Lehman Brothers’ and Merrill Lynch’s employees and investors are having a bad, bad day. But if you’re not one of them, how do the failures of these Wall Street giants affect your wallet today? Hopefully, you won’t even notice it.
Your investments: The average twenty something has less than $15,000 in retirement investments, if any at all. While your 401(k) balance may be ugly for a while, you can be assured that even if the grim economic situation continues, you have a long, long time to earn returns. In fact, a sliding market is all the more reason to invest more funds now to take advantage of deflated stock prices.
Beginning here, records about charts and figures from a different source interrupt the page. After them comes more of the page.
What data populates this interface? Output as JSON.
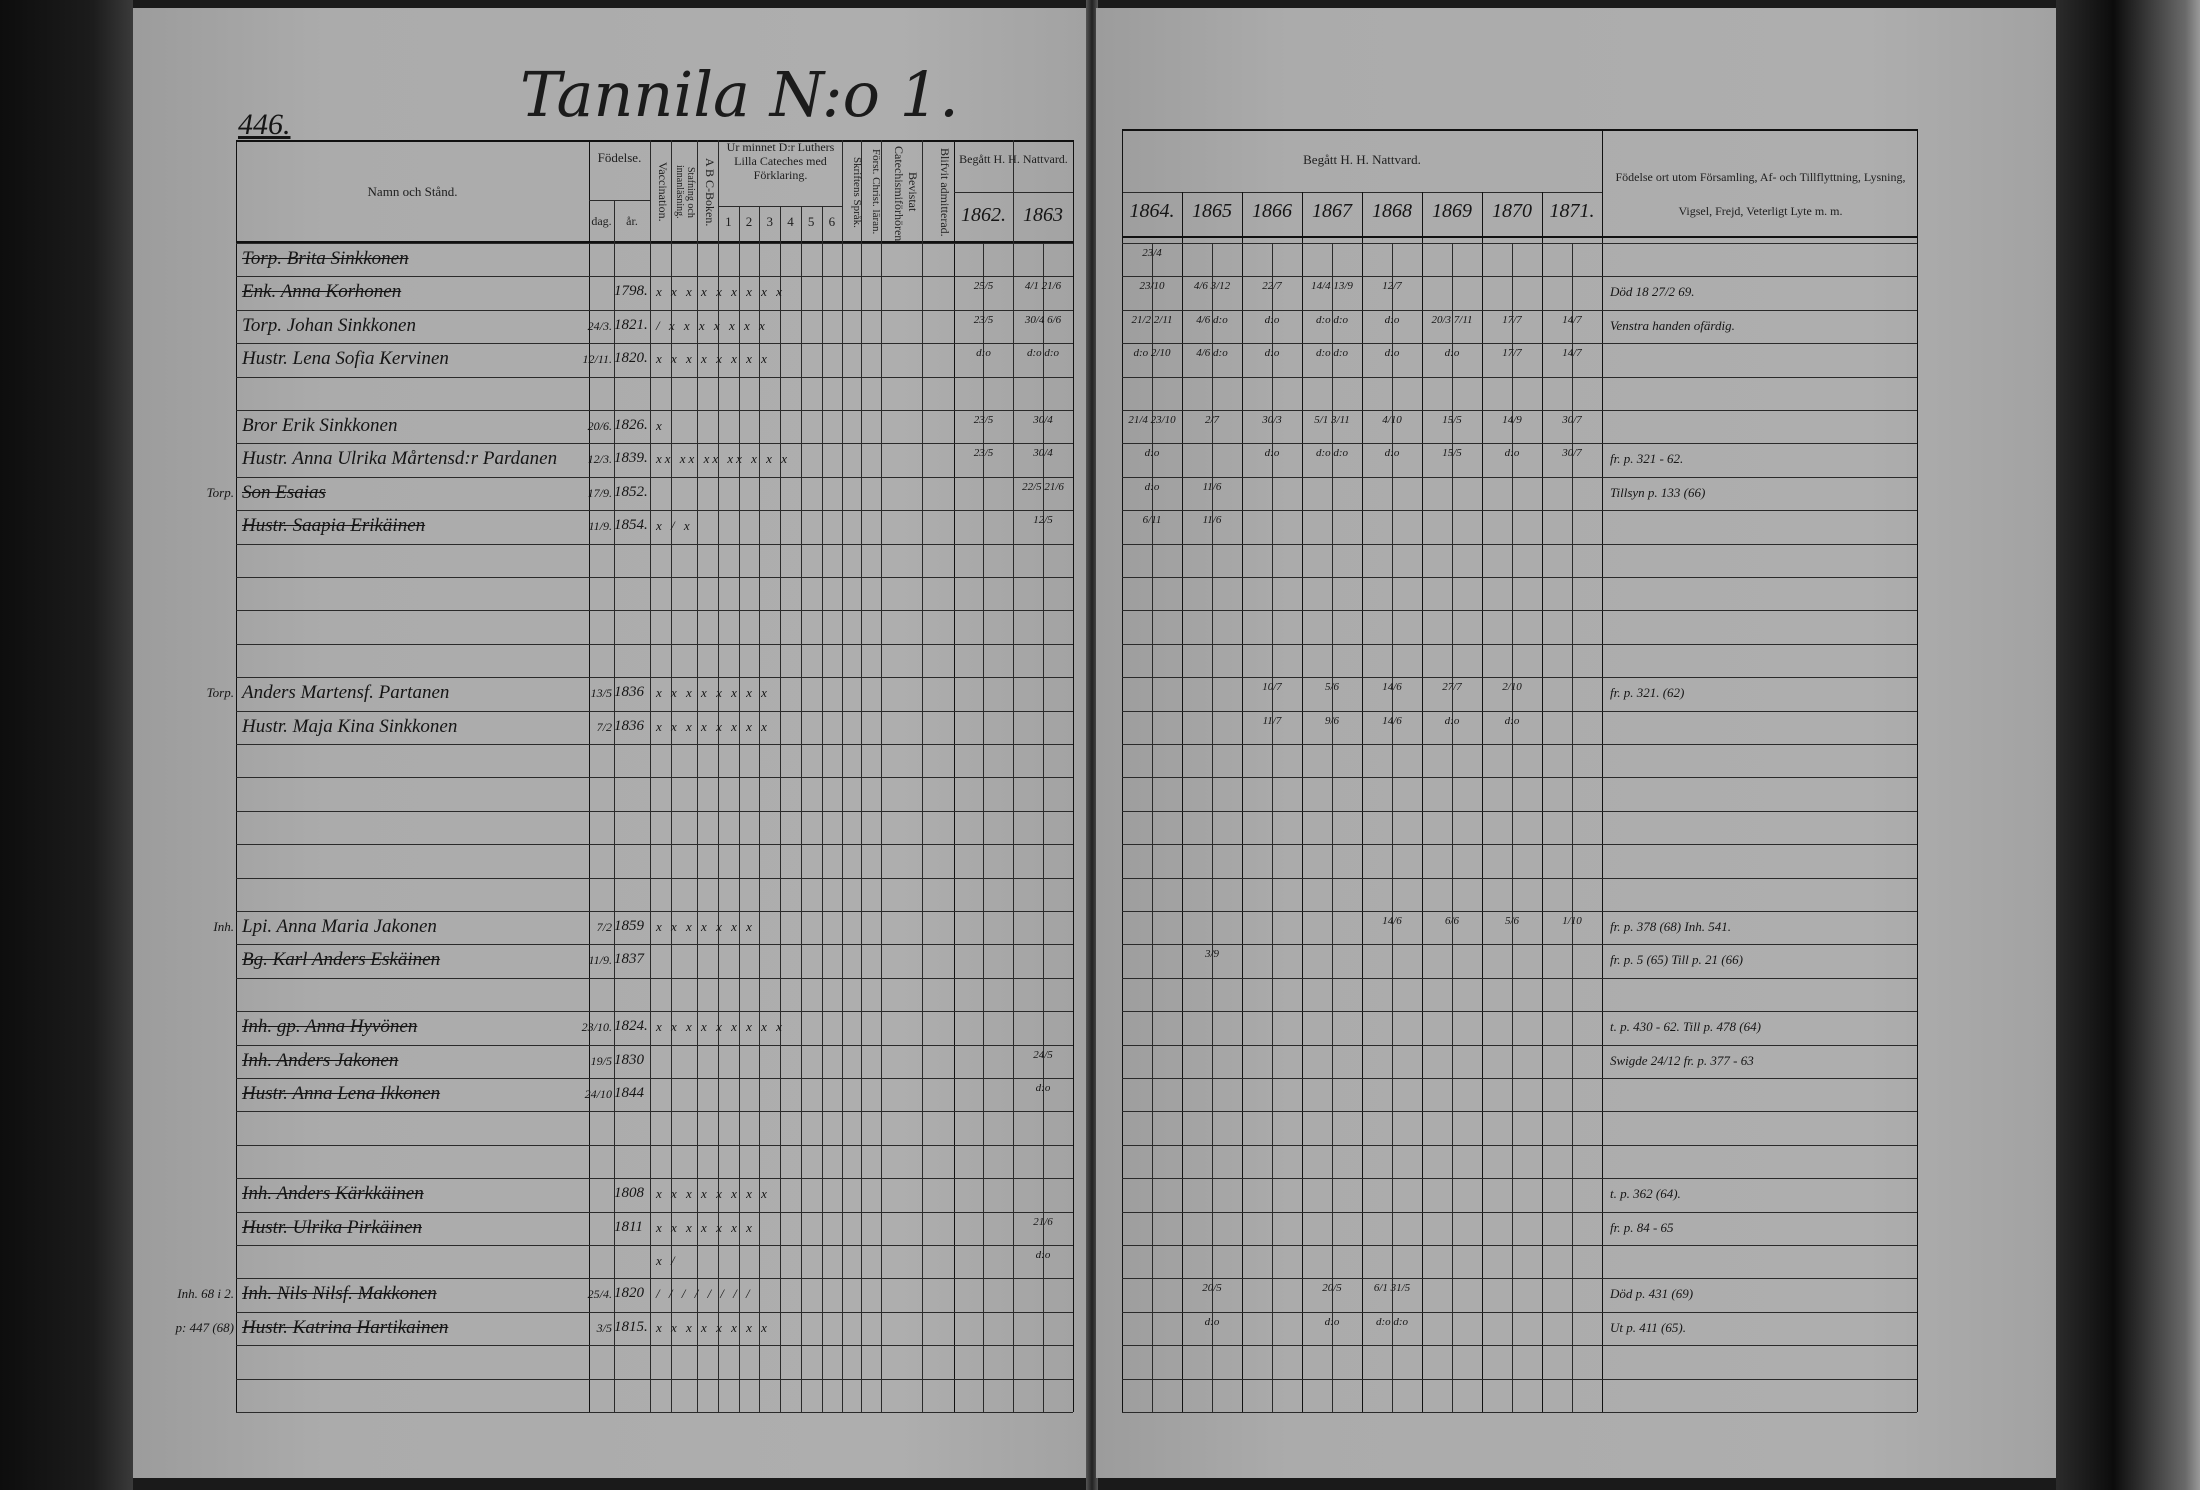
{
  "page_number": "446.",
  "title": "Tannila N:o 1.",
  "headers": {
    "name": "Namn och Stånd.",
    "birth": "Födelse.",
    "birth_day": "dag.",
    "birth_year": "år.",
    "vaccination": "Vaccination.",
    "spelling": "Stafning och innanläsning.",
    "abc": "A B C-Boken.",
    "catechism": "Ur minnet D:r Luthers Lilla Cateches med Förklaring.",
    "catechism_parts": [
      "1",
      "2",
      "3",
      "4",
      "5",
      "6"
    ],
    "scripture": "Skriftens Språk.",
    "christian": "Först. Christ. läran.",
    "examinations": "Bevistat Catechismiförhören.",
    "admitted": "Blifvit admitterad.",
    "communion_left": "Begått H. H. Nattvard.",
    "communion_right": "Begått H. H. Nattvard.",
    "years": [
      "1862.",
      "1863",
      "1864.",
      "1865",
      "1866",
      "1867",
      "1868",
      "1869",
      "1870",
      "1871."
    ],
    "remarks": "Födelse ort utom Församling, Af- och Tillflyttning, Lysning, Vigsel, Frejd, Veterligt Lyte m. m."
  },
  "rows": [
    {
      "row": 0,
      "margin": "",
      "name": "Torp. Brita Sinkkonen",
      "struck": true,
      "day": "",
      "year": "",
      "marks": "",
      "remark": "",
      "comm": [
        "",
        "",
        "23/4",
        "",
        "",
        "",
        "",
        "",
        "",
        ""
      ]
    },
    {
      "row": 1,
      "margin": "",
      "name": "Enk. Anna Korhonen",
      "struck": true,
      "day": "",
      "year": "1798.",
      "marks": "x x x x x x x x x",
      "remark": "Död 18 27/2 69.",
      "comm": [
        "25/5",
        "4/1 21/6",
        "23/10",
        "4/6 3/12",
        "22/7",
        "14/4 13/9",
        "12/7",
        "",
        "",
        ""
      ]
    },
    {
      "row": 2,
      "margin": "",
      "name": "Torp. Johan Sinkkonen",
      "struck": false,
      "day": "24/3.",
      "year": "1821.",
      "marks": "/ x x x x x x x",
      "remark": "Venstra handen ofärdig.",
      "comm": [
        "23/5",
        "30/4 6/6",
        "21/2 2/11",
        "4/6 d:o",
        "d:o",
        "d:o d:o",
        "d:o",
        "20/3 7/11",
        "17/7",
        "14/7"
      ]
    },
    {
      "row": 3,
      "margin": "",
      "name": "Hustr. Lena Sofia Kervinen",
      "struck": false,
      "day": "12/11.",
      "year": "1820.",
      "marks": "x x x x x x x x",
      "remark": "",
      "comm": [
        "d:o",
        "d:o d:o",
        "d:o 2/10",
        "4/6 d:o",
        "d:o",
        "d:o d:o",
        "d:o",
        "d:o",
        "17/7",
        "14/7"
      ]
    },
    {
      "row": 5,
      "margin": "",
      "name": "Bror Erik Sinkkonen",
      "struck": false,
      "day": "20/6.",
      "year": "1826.",
      "marks": "x",
      "remark": "",
      "comm": [
        "23/5",
        "30/4",
        "21/4 23/10",
        "2/7",
        "30/3",
        "5/1 3/11",
        "4/10",
        "15/5",
        "14/9",
        "30/7"
      ]
    },
    {
      "row": 6,
      "margin": "",
      "name": "Hustr. Anna Ulrika Mårtensd:r Pardanen",
      "struck": false,
      "day": "12/3.",
      "year": "1839.",
      "marks": "xx xx xx xx x x x",
      "remark": "fr. p. 321 - 62.",
      "comm": [
        "23/5",
        "30/4",
        "d:o",
        "",
        "d:o",
        "d:o d:o",
        "d:o",
        "15/5",
        "d:o",
        "30/7"
      ]
    },
    {
      "row": 7,
      "margin": "Torp.",
      "name": "Son Esaias",
      "struck": true,
      "day": "17/9.",
      "year": "1852.",
      "marks": "",
      "remark": "Tillsyn p. 133 (66)",
      "comm": [
        "",
        "22/5 21/6",
        "d:o",
        "11/6",
        "",
        "",
        "",
        "",
        "",
        ""
      ]
    },
    {
      "row": 8,
      "margin": "",
      "name": "Hustr. Saapia Erikäinen",
      "struck": true,
      "day": "11/9.",
      "year": "1854.",
      "marks": "x / x",
      "remark": "",
      "comm": [
        "",
        "12/5",
        "6/11",
        "11/6",
        "",
        "",
        "",
        "",
        "",
        ""
      ]
    },
    {
      "row": 13,
      "margin": "Torp.",
      "name": "Anders Martensf. Partanen",
      "struck": false,
      "day": "13/5",
      "year": "1836",
      "marks": "x x x x x x x x",
      "remark": "fr. p. 321. (62)",
      "comm": [
        "",
        "",
        "",
        "",
        "10/7",
        "5/6",
        "14/6",
        "27/7",
        "2/10",
        ""
      ]
    },
    {
      "row": 14,
      "margin": "",
      "name": "Hustr. Maja Kina Sinkkonen",
      "struck": false,
      "day": "7/2",
      "year": "1836",
      "marks": "x x x x x x x x",
      "remark": "",
      "comm": [
        "",
        "",
        "",
        "",
        "11/7",
        "9/6",
        "14/6",
        "d:o",
        "d:o",
        ""
      ]
    },
    {
      "row": 20,
      "margin": "Inh.",
      "name": "Lpi. Anna Maria Jakonen",
      "struck": false,
      "day": "7/2",
      "year": "1859",
      "marks": "x x x x x x x",
      "remark": "fr. p. 378 (68)  Inh. 541.",
      "comm": [
        "",
        "",
        "",
        "",
        "",
        "",
        "14/6",
        "6/6",
        "5/6",
        "1/10"
      ]
    },
    {
      "row": 21,
      "margin": "",
      "name": "Bg. Karl Anders Eskäinen",
      "struck": true,
      "day": "11/9.",
      "year": "1837",
      "marks": "",
      "remark": "fr. p. 5 (65)     Till p. 21 (66)",
      "comm": [
        "",
        "",
        "",
        "3/9",
        "",
        "",
        "",
        "",
        "",
        ""
      ]
    },
    {
      "row": 23,
      "margin": "",
      "name": "Inh. gp. Anna Hyvönen",
      "struck": true,
      "day": "23/10.",
      "year": "1824.",
      "marks": "x x x x x x x x x",
      "remark": "t. p. 430 - 62.  Till p. 478 (64)",
      "comm": [
        "",
        "",
        "",
        "",
        "",
        "",
        "",
        "",
        "",
        ""
      ]
    },
    {
      "row": 24,
      "margin": "",
      "name": "Inh. Anders Jakonen",
      "struck": true,
      "day": "19/5",
      "year": "1830",
      "marks": "",
      "remark": "Swigde 24/12  fr. p. 377 - 63",
      "comm": [
        "",
        "24/5",
        "",
        "",
        "",
        "",
        "",
        "",
        "",
        ""
      ]
    },
    {
      "row": 25,
      "margin": "",
      "name": "Hustr. Anna Lena Ikkonen",
      "struck": true,
      "day": "24/10",
      "year": "1844",
      "marks": "",
      "remark": "",
      "comm": [
        "",
        "d:o",
        "",
        "",
        "",
        "",
        "",
        "",
        "",
        ""
      ]
    },
    {
      "row": 28,
      "margin": "",
      "name": "Inh. Anders Kärkkäinen",
      "struck": true,
      "day": "",
      "year": "1808",
      "marks": "x x x x x x x x",
      "remark": "t. p. 362 (64).",
      "comm": [
        "",
        "",
        "",
        "",
        "",
        "",
        "",
        "",
        "",
        ""
      ]
    },
    {
      "row": 29,
      "margin": "",
      "name": "Hustr. Ulrika Pirkäinen",
      "struck": true,
      "day": "",
      "year": "1811",
      "marks": "x x x x x x x",
      "remark": "fr. p. 84 - 65",
      "comm": [
        "",
        "21/6",
        "",
        "",
        "",
        "",
        "",
        "",
        "",
        ""
      ]
    },
    {
      "row": 30,
      "margin": "",
      "name": "",
      "struck": false,
      "day": "",
      "year": "",
      "marks": "x /",
      "remark": "",
      "comm": [
        "",
        "d:o",
        "",
        "",
        "",
        "",
        "",
        "",
        "",
        ""
      ]
    },
    {
      "row": 31,
      "margin": "Inh. 68 i 2.",
      "name": "Inh. Nils Nilsf. Makkonen",
      "struck": true,
      "day": "25/4.",
      "year": "1820",
      "marks": "/ / / / / / / /",
      "remark": "Död p. 431 (69)",
      "comm": [
        "",
        "",
        "",
        "20/5",
        "",
        "20/5",
        "6/1 31/5",
        "",
        "",
        ""
      ]
    },
    {
      "row": 32,
      "margin": "p: 447 (68)",
      "name": "Hustr. Katrina Hartikainen",
      "struck": true,
      "day": "3/5",
      "year": "1815.",
      "marks": "x x x x x x x x",
      "remark": "Ut p. 411 (65).",
      "comm": [
        "",
        "",
        "",
        "d:o",
        "",
        "d:o",
        "d:o d:o",
        "",
        "",
        ""
      ]
    }
  ]
}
Your bank accounts: As long as you don’t have more than $100,000 in checking, savings, or other FDIC-insured accounts at any one bank, your money is safe. In the event your bank goes under, the U.S. Treasury will recover your money for you.
Your debt: A declining economy triggers the Federal Reserve to lower interest rates. Although rate cuts can bring about inflation (meaning long-term price increases for everybody), they provide temporary relief in the form of lower interest rates on variable-rate credit cards, mortgages and personal loans. If you have a fixed rate, you can still take advantage of new lower rates by transferring your balance or refinancing your mortgage or auto loan.
Your spending: The principle of smart spending is the same in economies good and bad: Spend less than you earn and save or invest the rest. Unless you have specific concerns about your personal job stability, there’s no reason to spend any less than you normally do, as long as you stick to a budget!
Your career: Anybody working in the financial world may want to be extra diligent at work these days, as it may be difficult to find a new financial job anytime soon. The rest of us should be in good shape, as long we continue to show value to our employers. Studies continue to show a retiring workforce and the low cost of employing entry-level workers is creating plentiful job opportunities for recent college graduates, especially in healthcare, engineering, and education.
Did today’s news—or other recent economic hiccups—directly impact your financial life? How have you coped?